Finally the OpenCV Processing examples need to be downloaded. Either create a folder inside the OpenCV Library folder called 'examples' or just put the examples into the Processing sketchbook. Again, make sure the zip file is unzipped into one of these folders.

Once the OpenCV Processing examples are installed, and Arduino, Processing, OpenCV Framework and the OpenCV Processing library have all been installed, we've got everything we need to finish the project.

## Writing the Code

By now you've got the Pan/Tilt Bracket with a Webcam mounted onto it, and all of the required software has been installed. If you watched the video at the beginning of the tutorial you should have a general understanding of what this project will do. Basically the servos are going to move the webcam and keep the subjects face in the center of the video feed. Pragmatically speaking, Processing takes the video input from the webcam and uses the OpenCV library to analyze the video. If a face is detected in the video, the OpenCV library will give the Processing sketch the coordinates of the face. The processing sketch will determine where the face is located in the frame, relative to the center of the frame, and send this data through a serial connection to an Arduino. The Arduino will use the data from the Processing sketch to move the servos connected to the Pan/Tilt bracket. Let's start by taking a look at the Arduino sketch, which is called SerialServoControl.

### Arduino Sketch: Serial Servo Control

If you haven't already grabbed the Arduino firmware for this project, go ahead and download the SerialServoControl sketch and save it to your sketchbook. Once you've downloaded it, open the sketch in Arduino, start by reading the comment section at the top.
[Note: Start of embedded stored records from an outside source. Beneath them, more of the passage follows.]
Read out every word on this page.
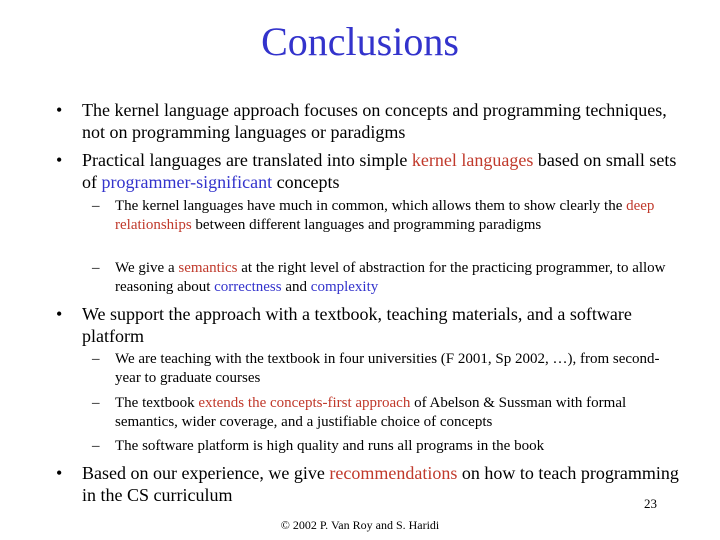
Conclusions
• The kernel language approach focuses on concepts and programming techniques, not on programming languages or paradigms
• Practical languages are translated into simple kernel languages based on small sets of programmer-significant concepts
– The kernel languages have much in common, which allows them to show clearly the deep relationships between different languages and programming paradigms
– We give a semantics at the right level of abstraction for the practicing programmer, to allow reasoning about correctness and complexity
• We support the approach with a textbook, teaching materials, and a software platform
– We are teaching with the textbook in four universities (F 2001, Sp 2002, …), from second-year to graduate courses
– The textbook extends the concepts-first approach of Abelson & Sussman with formal semantics, wider coverage, and a justifiable choice of concepts
– The software platform is high quality and runs all programs in the book
• Based on our experience, we give recommendations on how to teach programming in the CS curriculum	23
© 2002 P. Van Roy and S. Haridi
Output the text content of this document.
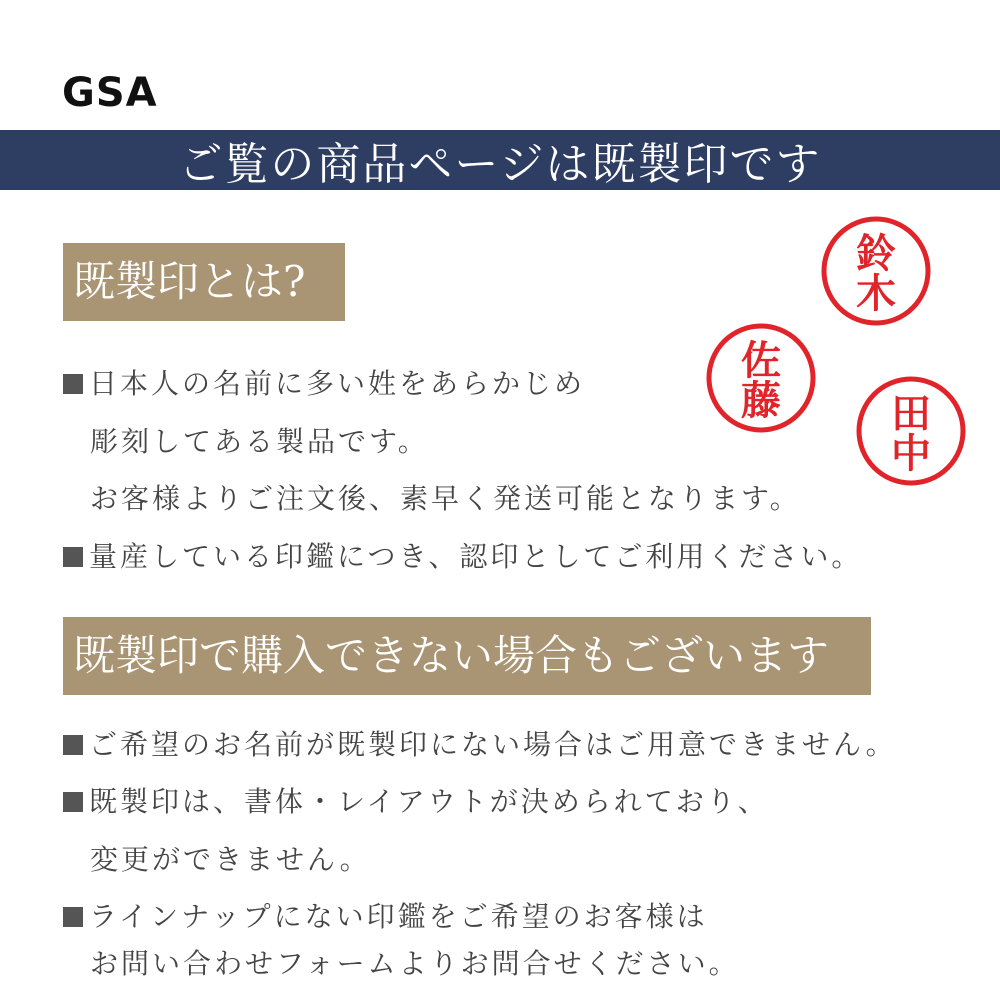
GSA
ご覧の商品ページは既製印です
既製印とは?
日本人の名前に多い姓をあらかじめ
彫刻してある製品です。
お客様よりご注文後、素早く発送可能となります。
量産している印鑑につき、認印としてご利用ください。
既製印で購入できない場合もございます
ご希望のお名前が既製印にない場合はご用意できません。
既製印は、書体・レイアウトが決められており、
変更ができません。
ラインナップにない印鑑をご希望のお客様は
お問い合わせフォームよりお問合せください。
鈴
木
佐
藤	田
中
Basically this sketch will analyze a serial input for commands and set the servo positions accordingly. The command structure for the serial commands is simple. A command consists of two bytes: a servo ID and a servo position. If the Arduino receives a servo ID, then it waits for another serial byte and then assigns the received position value to the servo identified by the servo ID.

        #include <Servo.h>  //Used to control the Pan/Tilt Servos

//These are variables that hold the servo IDs.
char tiltChannel=0, panChannel=1;

//These are the objects for each servo.
Servo servoTilt, servoPan;

//This is a character that will hold data from the Serial port.
char serialChar=0;

void setup(){
servoTilt.attach(2);  //The Tilt servo is attached to pin 2.
servoPan.attach(3);   //The Pan servo is attached to pin 3.
servoTilt.write(90);  //Initially put the servos both
servoPan.write(90);      //at 90 degress.

Serial.begin(57600);  //Set up a serial connection for 57600 bps.
}



The Arduino Servo library is used to easily control the pan and tilt servos. There aren't that many variables; a couple are used to keep track of the servo ID values for each servo, and then an object (or instance) is created for each servo. Finally there's a character variable that will be used to keep track of the characters that come in on the Serial port.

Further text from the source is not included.